Former Monroe County state Rep. Joseph Batisto, who served with the House Tourism Committee before leaving office in 2000, said the closing of Mount Airy in 2001 and Buck Hill Falls Inn in Canadensis in the 1990s hit the area hard. He said they were two of the biggest and best-known hotels in the Poconos.

"When these two entities closed, the Poconos reputation took on a bad flavor," he said.

Both entities suffered from the same problem -- lack of reinvestment by management, Batisto said. But he also pointed out that some other properties, including Skytop and the four Caesars resorts, improved their facilities and kept attracting customers.

Batisto heard firsthand how the lack of reinvestment led to the demise of Mount Airy. A group of about 500 township supervisors held a convention there for about five years. But Batisto said they started to complain to hotel management and others that the rooms weren't being kept up, and eventually the convention moved elsewhere.

"The facilities took it for granted that people would come to the Poconos," Batisto said.

Some of that was reflected in a 1998 survey commissioned by the Pocono Mountains Vacation Bureau that showed just 29 percent of visitors thought Poconos lodging offered high quality and good value. Seven percent described the rooms as "pretty bad."

Many, including Batisto, credit Great Wolf's all-suite family resort for helping to turn around the region. And others are poised to follow.

W. Jack Kalins, owner of Split Rock, said Great Wolf set the stage for his indoor water park to do well. He said "there is talk" of more indoor water parks in the region, because studies show they can make money.

Kalins has experienced the ups and downs of the Poconos' hospitality industry. His company, Vacation Charters, filed for Chapter 11 bankruptcy protection in June 1993. It emerged from bankruptcy in February 1999 after completing a $6.7 million refinancing deal, and a few months later, Kalins bought the bankrupt Mountain Laurel resort in Kidder Township.

Since then, he's been adding to the amenities.

"In this business, every year we try to put in something new," he said.
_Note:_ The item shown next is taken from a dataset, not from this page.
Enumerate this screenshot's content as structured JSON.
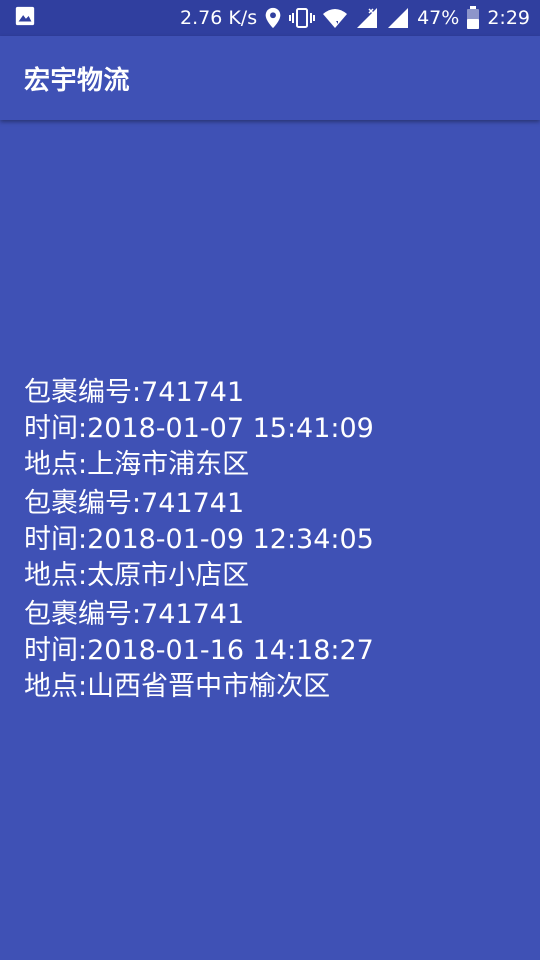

But not all new endeavors have done well. The Poconos had hopes the $35 million Mountain Laurel Performing Arts Center in Bushkill, Pike County, built with a mix of public and private money, would help the region, but that hasn't happened.

Money problems forced scaled-back seasons, and the facility was sold in March for $23 million to developers who plan to use the arts center as an amenity for a massive condominium complex.

The center has announced it will host several performances this year, with the first being a children's show that was held earlier this month.

"It has not affected us positively or negatively," Uguccioni said of the center's money problems. "We wanted it to be a positive impact."